Source – news.xinhuanet.com

Researchers from the U.S. Department of Energy’s SLAC National Accelerator Laboratory and Stanford University have shown that neural networks, a form of artificial intelligence, can analyze the complex distortions in spacetime known as gravitational lenses 10 million times faster than traditional methods.

The work, by a research team at the Kavli Institute for Particle Astrophysics and Cosmology (KIPAC), a joint institute of SLAC and Stanford, was detailed in a study published in Nature.

The researchers used neural networks to analyze images of strong gravitational lensing, where the image of a faraway galaxy is multiplied and distorted into rings and arcs by the gravity of a massive object, such as a galaxy cluster. The distortions provide clues about how mass is distributed in space and how that distribution changes over time, which are linked to invisible dark matter that makes up 85 percent of all matter in the universe and to dark energy that is accelerating the expansion of the universe.

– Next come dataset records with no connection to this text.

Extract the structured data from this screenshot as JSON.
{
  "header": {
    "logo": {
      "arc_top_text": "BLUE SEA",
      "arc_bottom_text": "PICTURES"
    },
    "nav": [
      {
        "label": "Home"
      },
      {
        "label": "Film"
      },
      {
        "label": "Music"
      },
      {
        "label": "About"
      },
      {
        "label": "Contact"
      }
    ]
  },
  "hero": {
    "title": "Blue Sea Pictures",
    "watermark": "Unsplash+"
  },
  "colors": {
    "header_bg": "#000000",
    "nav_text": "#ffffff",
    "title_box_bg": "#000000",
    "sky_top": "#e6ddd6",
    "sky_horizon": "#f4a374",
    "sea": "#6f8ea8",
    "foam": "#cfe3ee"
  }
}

Until now, analyzing such images has been a tedious process that involves comparing actual images of lenses with a large number of computer simulations of mathematical lensing models, according to a news release from SLAC, originally named Stanford Linear Accelerator Center. It can take weeks to months for a single lens.

To train the neural networks in what to look for, the researchers showed them about half a million simulated images of gravitational lenses for about a day. Once trained, the networks were able to analyze new lenses almost instantaneously with a precision that was comparable to traditional analysis methods.

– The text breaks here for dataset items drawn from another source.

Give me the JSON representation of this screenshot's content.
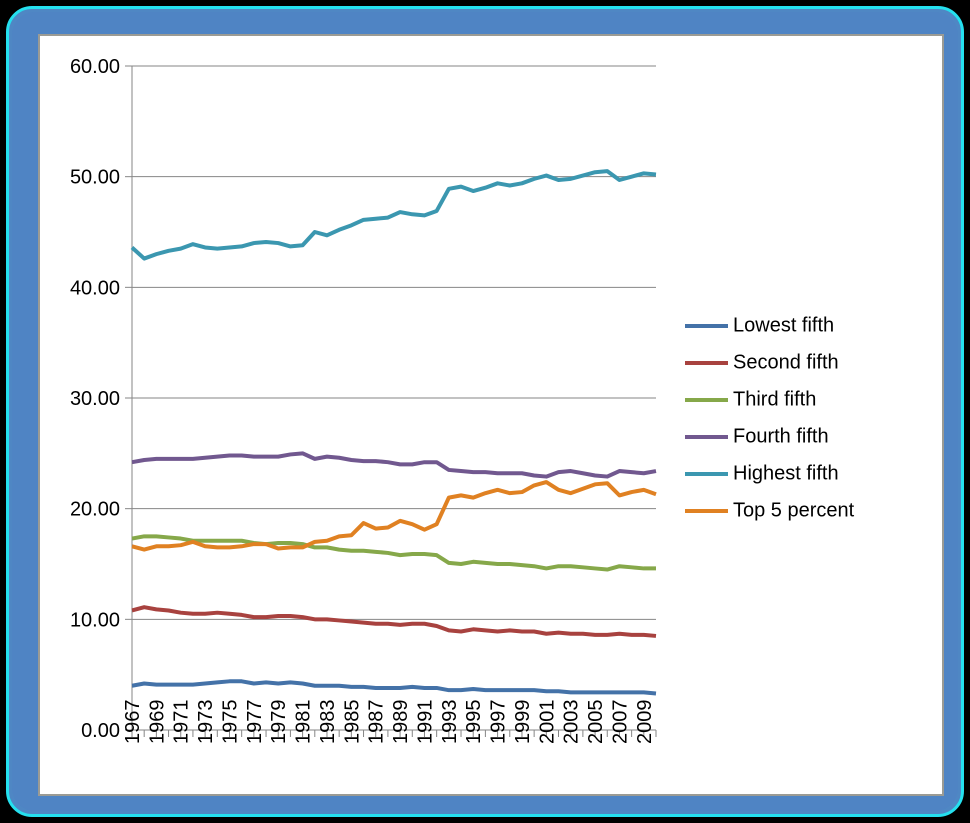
{
  "frame": {
    "border_color": "#4f84c4",
    "outer_glow_color": "#25e0ef",
    "background_color": "#000000",
    "card_background": "#ffffff",
    "card_border_color": "#9b9b94"
  },
  "chart_data": {
    "type": "line",
    "title": "",
    "subtitle": "",
    "xlabel": "",
    "ylabel": "",
    "ylim": [
      0,
      60
    ],
    "ytick_step": 10,
    "grid": true,
    "legend_position": "right",
    "ytick_labels": [
      "0.00",
      "10.00",
      "20.00",
      "30.00",
      "40.00",
      "50.00",
      "60.00"
    ],
    "ytick_values": [
      0,
      10,
      20,
      30,
      40,
      50,
      60
    ],
    "x": [
      1967,
      1968,
      1969,
      1970,
      1971,
      1972,
      1973,
      1974,
      1975,
      1976,
      1977,
      1978,
      1979,
      1980,
      1981,
      1982,
      1983,
      1984,
      1985,
      1986,
      1987,
      1988,
      1989,
      1990,
      1991,
      1992,
      1993,
      1994,
      1995,
      1996,
      1997,
      1998,
      1999,
      2000,
      2001,
      2002,
      2003,
      2004,
      2005,
      2006,
      2007,
      2008,
      2009,
      2010
    ],
    "xtick_labels": [
      "1967",
      "1969",
      "1971",
      "1973",
      "1975",
      "1977",
      "1979",
      "1981",
      "1983",
      "1985",
      "1987",
      "1989",
      "1991",
      "1993",
      "1995",
      "1997",
      "1999",
      "2001",
      "2003",
      "2005",
      "2007",
      "2009"
    ],
    "xtick_label_step": 2,
    "xtick_label_rotation": -90,
    "series": [
      {
        "name": "Lowest fifth",
        "color": "#4472a8",
        "values": [
          4.0,
          4.2,
          4.1,
          4.1,
          4.1,
          4.1,
          4.2,
          4.3,
          4.4,
          4.4,
          4.2,
          4.3,
          4.2,
          4.3,
          4.2,
          4.0,
          4.0,
          4.0,
          3.9,
          3.9,
          3.8,
          3.8,
          3.8,
          3.9,
          3.8,
          3.8,
          3.6,
          3.6,
          3.7,
          3.6,
          3.6,
          3.6,
          3.6,
          3.6,
          3.5,
          3.5,
          3.4,
          3.4,
          3.4,
          3.4,
          3.4,
          3.4,
          3.4,
          3.3
        ]
      },
      {
        "name": "Second fifth",
        "color": "#a8423f",
        "values": [
          10.8,
          11.1,
          10.9,
          10.8,
          10.6,
          10.5,
          10.5,
          10.6,
          10.5,
          10.4,
          10.2,
          10.2,
          10.3,
          10.3,
          10.2,
          10.0,
          10.0,
          9.9,
          9.8,
          9.7,
          9.6,
          9.6,
          9.5,
          9.6,
          9.6,
          9.4,
          9.0,
          8.9,
          9.1,
          9.0,
          8.9,
          9.0,
          8.9,
          8.9,
          8.7,
          8.8,
          8.7,
          8.7,
          8.6,
          8.6,
          8.7,
          8.6,
          8.6,
          8.5
        ]
      },
      {
        "name": "Third fifth",
        "color": "#86a84a",
        "values": [
          17.3,
          17.5,
          17.5,
          17.4,
          17.3,
          17.1,
          17.1,
          17.1,
          17.1,
          17.1,
          16.9,
          16.8,
          16.9,
          16.9,
          16.8,
          16.5,
          16.5,
          16.3,
          16.2,
          16.2,
          16.1,
          16.0,
          15.8,
          15.9,
          15.9,
          15.8,
          15.1,
          15.0,
          15.2,
          15.1,
          15.0,
          15.0,
          14.9,
          14.8,
          14.6,
          14.8,
          14.8,
          14.7,
          14.6,
          14.5,
          14.8,
          14.7,
          14.6,
          14.6
        ]
      },
      {
        "name": "Fourth fifth",
        "color": "#71588f",
        "values": [
          24.2,
          24.4,
          24.5,
          24.5,
          24.5,
          24.5,
          24.6,
          24.7,
          24.8,
          24.8,
          24.7,
          24.7,
          24.7,
          24.9,
          25.0,
          24.5,
          24.7,
          24.6,
          24.4,
          24.3,
          24.3,
          24.2,
          24.0,
          24.0,
          24.2,
          24.2,
          23.5,
          23.4,
          23.3,
          23.3,
          23.2,
          23.2,
          23.2,
          23.0,
          22.9,
          23.3,
          23.4,
          23.2,
          23.0,
          22.9,
          23.4,
          23.3,
          23.2,
          23.4
        ]
      },
      {
        "name": "Highest fifth",
        "color": "#3b97b0",
        "values": [
          43.6,
          42.6,
          43.0,
          43.3,
          43.5,
          43.9,
          43.6,
          43.5,
          43.6,
          43.7,
          44.0,
          44.1,
          44.0,
          43.7,
          43.8,
          45.0,
          44.7,
          45.2,
          45.6,
          46.1,
          46.2,
          46.3,
          46.8,
          46.6,
          46.5,
          46.9,
          48.9,
          49.1,
          48.7,
          49.0,
          49.4,
          49.2,
          49.4,
          49.8,
          50.1,
          49.7,
          49.8,
          50.1,
          50.4,
          50.5,
          49.7,
          50.0,
          50.3,
          50.2
        ]
      },
      {
        "name": "Top 5 percent",
        "color": "#e08122",
        "values": [
          16.6,
          16.3,
          16.6,
          16.6,
          16.7,
          17.0,
          16.6,
          16.5,
          16.5,
          16.6,
          16.8,
          16.8,
          16.4,
          16.5,
          16.5,
          17.0,
          17.1,
          17.5,
          17.6,
          18.7,
          18.2,
          18.3,
          18.9,
          18.6,
          18.1,
          18.6,
          21.0,
          21.2,
          21.0,
          21.4,
          21.7,
          21.4,
          21.5,
          22.1,
          22.4,
          21.7,
          21.4,
          21.8,
          22.2,
          22.3,
          21.2,
          21.5,
          21.7,
          21.3
        ]
      }
    ]
  },
  "legend": {
    "items": [
      {
        "label": "Lowest fifth",
        "color": "#4472a8"
      },
      {
        "label": "Second fifth",
        "color": "#a8423f"
      },
      {
        "label": "Third fifth",
        "color": "#86a84a"
      },
      {
        "label": "Fourth fifth",
        "color": "#71588f"
      },
      {
        "label": "Highest fifth",
        "color": "#3b97b0"
      },
      {
        "label": "Top 5 percent",
        "color": "#e08122"
      }
    ]
  }
}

Inspired by the architecture of the human brain, in which a dense network of neurons quickly processes and analyzes information, the neural networks are able to sift through large amounts of data and perform complex analyses very quickly and in a fully automated fashion, which is needed for future sky surveys that will look deeper into the universe and produce more data.

“We won’t have enough people to analyze all these data in a timely manner with the traditional methods,” postdoctoral fellow Laurence Perreault Levasseur, a co-author of the study, was quoted as saying. “Neural networks will help us identify interesting objects and analyze them quickly. This will give us more time to ask the right questions about the universe.”

In their the team’s brain-mimicking neural networks, “neurons” are single computational units that are associated with the pixels of the image being analyzed. They are organized into layers, up to hundreds of layers deep. Each layer searches for features in the image. Once the first layer has found a certain feature, it transmits the information to the next layer, which then searches for another feature within that feature.